Today’s tickers: AIG, UBS, CIT, GE, DIA, DELL, GGP, TROW
AIG– The morose waiting game continues for AIG after today’s decision by the Federal Reserve to leave rates unchanged. Just prior to the announcement, we had noted a pullback from earlier highs in implied volatility and a slight paring of losses. Post-Fed, the higher implied volatility spiral and downside in the share price appears to have picked up where it left off and we now find shares down 44% to $2.63 and implied volatility at 596.4% (versus 144.0% historic volatility) With around 500,000 trading by late afternoon, the price of the front month straddle at $2.60 is virtually indistinguishable from the share price – and indeed, when shares were trading at their lowest pall of the day at less than $2 the cost of option protection exceeded that amount. In contemplating AIG’s fate, we’re reminded of nothing so vivid as the thread of the spider’s web keeping the falling rock at bay in Jonathan Edwards’ “Sinners in the Hands of an Angry God” – which could explain why so many calls are trading today (outtrading puts by 1.8) as traders relinquish the company’s destiny to something larger. Directional calls on the stock seem pitifully inadequate, as ultra-low-strike puts and calls trade with relative balance to buyers and sellers at the 2.50, 5.0 and 7.50 strikes in September and October.
UBS– A momentary trading halt in UBS shares during the European session, owing to precipitous declines in the stock, has colored much of the trading action today. Implied volatility in UBS AG’s options is up some 35% on the session to 126.4% – more than twice the historic reading on the stock – as traders seek long positions at the 15 strike in the front month on both the put and call sides. Open interest up to now has favored the call side by the slimmest of margins in UBS. Shares are down 13.2% to $14.71.
CIT– Shares in CIT Group, the corporate and trade financing outfit whose shares have lost some 63.5% of their value this year, rose 10.7% to $8.85 on some positive analyst attention. While the share price has managed to remain above its July 15 lows, short positions in the stock have billowed seven-fold this year, and now total about 15% of the float. This suggests that some of the upside may be exaggerated by short covering. With options trading at 3 times the normal level, we observed heavy put buying in September 7.50 puts at 75 cents per contract, suggesting a continued measure of defensiveness into this contract expiration. The total volume at this strike totals more than twice the open interest. Implied volatility at 172.4% compares to a historic reading of 91.3%.
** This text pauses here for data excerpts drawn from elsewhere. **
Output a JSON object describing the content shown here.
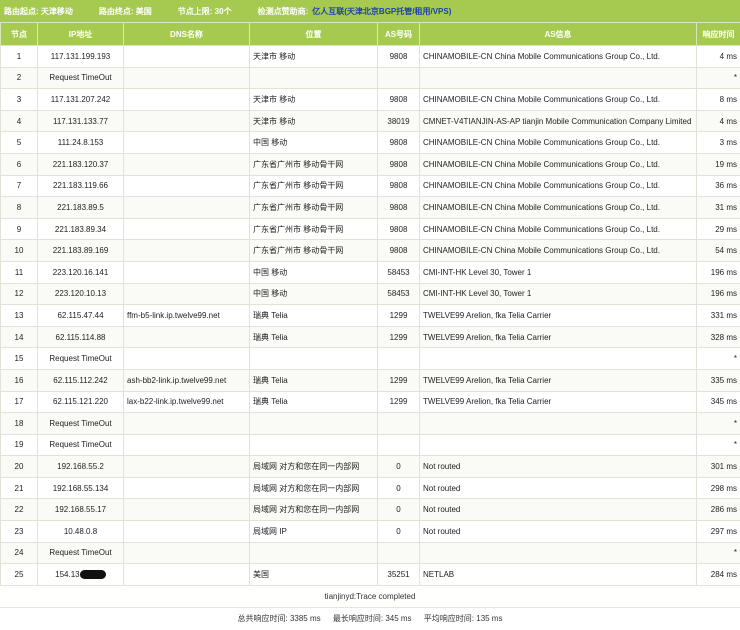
{
  "header": {
    "origin": "路由起点: 天津移动",
    "destination": "路由终点: 美国",
    "node_limit": "节点上限: 30个",
    "sponsor_label": "检测点赞助商:",
    "sponsor_name": "亿人互联",
    "sponsor_desc": "(天津北京BGP托管/租用/VPS)"
  },
  "columns": [
    "节点",
    "IP地址",
    "DNS名称",
    "位置",
    "AS号码",
    "AS信息",
    "响应时间"
  ],
  "rows": [
    {
      "hop": "1",
      "ip": "117.131.199.193",
      "dns": "",
      "loc": "天津市 移动",
      "asn": "9808",
      "asinfo": "CHINAMOBILE-CN China Mobile Communications Group Co., Ltd.",
      "time": "4 ms"
    },
    {
      "hop": "2",
      "ip": "Request TimeOut",
      "dns": "",
      "loc": "",
      "asn": "",
      "asinfo": "",
      "time": "*"
    },
    {
      "hop": "3",
      "ip": "117.131.207.242",
      "dns": "",
      "loc": "天津市 移动",
      "asn": "9808",
      "asinfo": "CHINAMOBILE-CN China Mobile Communications Group Co., Ltd.",
      "time": "8 ms"
    },
    {
      "hop": "4",
      "ip": "117.131.133.77",
      "dns": "",
      "loc": "天津市 移动",
      "asn": "38019",
      "asinfo": "CMNET-V4TIANJIN-AS-AP tianjin Mobile Communication Company Limited",
      "time": "4 ms"
    },
    {
      "hop": "5",
      "ip": "111.24.8.153",
      "dns": "",
      "loc": "中国 移动",
      "asn": "9808",
      "asinfo": "CHINAMOBILE-CN China Mobile Communications Group Co., Ltd.",
      "time": "3 ms"
    },
    {
      "hop": "6",
      "ip": "221.183.120.37",
      "dns": "",
      "loc": "广东省广州市 移动骨干网",
      "asn": "9808",
      "asinfo": "CHINAMOBILE-CN China Mobile Communications Group Co., Ltd.",
      "time": "19 ms"
    },
    {
      "hop": "7",
      "ip": "221.183.119.66",
      "dns": "",
      "loc": "广东省广州市 移动骨干网",
      "asn": "9808",
      "asinfo": "CHINAMOBILE-CN China Mobile Communications Group Co., Ltd.",
      "time": "36 ms"
    },
    {
      "hop": "8",
      "ip": "221.183.89.5",
      "dns": "",
      "loc": "广东省广州市 移动骨干网",
      "asn": "9808",
      "asinfo": "CHINAMOBILE-CN China Mobile Communications Group Co., Ltd.",
      "time": "31 ms"
    },
    {
      "hop": "9",
      "ip": "221.183.89.34",
      "dns": "",
      "loc": "广东省广州市 移动骨干网",
      "asn": "9808",
      "asinfo": "CHINAMOBILE-CN China Mobile Communications Group Co., Ltd.",
      "time": "29 ms"
    },
    {
      "hop": "10",
      "ip": "221.183.89.169",
      "dns": "",
      "loc": "广东省广州市 移动骨干网",
      "asn": "9808",
      "asinfo": "CHINAMOBILE-CN China Mobile Communications Group Co., Ltd.",
      "time": "54 ms"
    },
    {
      "hop": "11",
      "ip": "223.120.16.141",
      "dns": "",
      "loc": "中国 移动",
      "asn": "58453",
      "asinfo": "CMI-INT-HK Level 30, Tower 1",
      "time": "196 ms"
    },
    {
      "hop": "12",
      "ip": "223.120.10.13",
      "dns": "",
      "loc": "中国 移动",
      "asn": "58453",
      "asinfo": "CMI-INT-HK Level 30, Tower 1",
      "time": "196 ms"
    },
    {
      "hop": "13",
      "ip": "62.115.47.44",
      "dns": "ffm-b5-link.ip.twelve99.net",
      "loc": "瑞典 Telia",
      "asn": "1299",
      "asinfo": "TWELVE99 Arelion, fka Telia Carrier",
      "time": "331 ms"
    },
    {
      "hop": "14",
      "ip": "62.115.114.88",
      "dns": "",
      "loc": "瑞典 Telia",
      "asn": "1299",
      "asinfo": "TWELVE99 Arelion, fka Telia Carrier",
      "time": "328 ms"
    },
    {
      "hop": "15",
      "ip": "Request TimeOut",
      "dns": "",
      "loc": "",
      "asn": "",
      "asinfo": "",
      "time": "*"
    },
    {
      "hop": "16",
      "ip": "62.115.112.242",
      "dns": "ash-bb2-link.ip.twelve99.net",
      "loc": "瑞典 Telia",
      "asn": "1299",
      "asinfo": "TWELVE99 Arelion, fka Telia Carrier",
      "time": "335 ms"
    },
    {
      "hop": "17",
      "ip": "62.115.121.220",
      "dns": "lax-b22-link.ip.twelve99.net",
      "loc": "瑞典 Telia",
      "asn": "1299",
      "asinfo": "TWELVE99 Arelion, fka Telia Carrier",
      "time": "345 ms"
    },
    {
      "hop": "18",
      "ip": "Request TimeOut",
      "dns": "",
      "loc": "",
      "asn": "",
      "asinfo": "",
      "time": "*"
    },
    {
      "hop": "19",
      "ip": "Request TimeOut",
      "dns": "",
      "loc": "",
      "asn": "",
      "asinfo": "",
      "time": "*"
    },
    {
      "hop": "20",
      "ip": "192.168.55.2",
      "dns": "",
      "loc": "局域网 对方和您在同一内部网",
      "asn": "0",
      "asinfo": "Not routed",
      "time": "301 ms"
    },
    {
      "hop": "21",
      "ip": "192.168.55.134",
      "dns": "",
      "loc": "局域网 对方和您在同一内部网",
      "asn": "0",
      "asinfo": "Not routed",
      "time": "298 ms"
    },
    {
      "hop": "22",
      "ip": "192.168.55.17",
      "dns": "",
      "loc": "局域网 对方和您在同一内部网",
      "asn": "0",
      "asinfo": "Not routed",
      "time": "286 ms"
    },
    {
      "hop": "23",
      "ip": "10.48.0.8",
      "dns": "",
      "loc": "局域网 IP",
      "asn": "0",
      "asinfo": "Not routed",
      "time": "297 ms"
    },
    {
      "hop": "24",
      "ip": "Request TimeOut",
      "dns": "",
      "loc": "",
      "asn": "",
      "asinfo": "",
      "time": "*"
    },
    {
      "hop": "25",
      "ip": "154.13.",
      "dns": "",
      "loc": "美国",
      "asn": "35251",
      "asinfo": "NETLAB",
      "time": "284 ms"
    }
  ],
  "footer": {
    "trace_status": "tianjinyd:Trace completed",
    "total_time": "总共响应时间: 3385 ms",
    "max_time": "最长响应时间: 345 ms",
    "avg_time": "平均响应时间: 135 ms"
  },
  "colors": {
    "header_green": "#a6c94f",
    "sponsor_blue": "#1b3fb5"
  }
}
GE– General Electric, terribly chastened lo these many sessions, recouped early losses but appear to have resumed their downside trajectory post-Fed, currently reading 3% lower at $24.20. Implied volatility is off its highs and now reads 98.2% versus 34.3% historic volatility on GE stock (the implied volatility reading was as high as 106% earlier in the session). Buyers and sellers of September 22.50 puts are observed, but October traders are positioning for continued erosion below the lows, with buying in puts at strikes 21 and 24.
DIA– Shares in the Dow-indexed Diamonds Trust Series are nursing a 1.4 % decline to $108.43 as earlier gains on hopes of a relenting government-financed bailout of AIG hit some ambivalence around noontime. For much of the session we’ve seen heavy buying in front-month calls at strikes 108 and 109, these strikes trading at 4 times the open interest, suggesting that some traders may be hedging short positions on Dow components with long positions in the ETF to protect against a snapback in the index.
DELL– Weaker forecasted demand for personal computers sent shares in Dell to multi-year lows with a near-12% smack to $15.82. Option volume in excess of open interest appeared in September 17 calls and puts, with interest extending into the October contract at strikes as lows as 15. This week alone, implied volatility in Dell options has risen about 27% as option traders have battened down for a recessionary shrinkage in demand that has put a premium on downside protection for Dell shares.
GGP– Losses in the real estate investment trust space continue to accumulate, as evidenced by General Growth Properties. Shares have recovered from some early losses, posting a 7.4% decline to $22.00, occurring as options trade at 2.8 times the normal level amid what appears to be keen buying interest in October 20 puts along with 25-strike calls. Implied volatility at 84.3 is well off the highs for the session, but still robustly elevated above the 68.3% historic reading.
TROW– Finally, we observed highly unusual options trading activity in investment management firm T. Rowe Price. Shares have pulled ahead from a flat opening to read 2% higher at $55.05, but fresh buying interest in deep out-of-the-money January 30-strike puts has driven options volume to more than 3 times the normal level today – suggesting traders positioning for a drop of nearly half the company’s share price by January 16, 2009. Implied volatility at 65.7% is elevated against the 48.0% historic reading.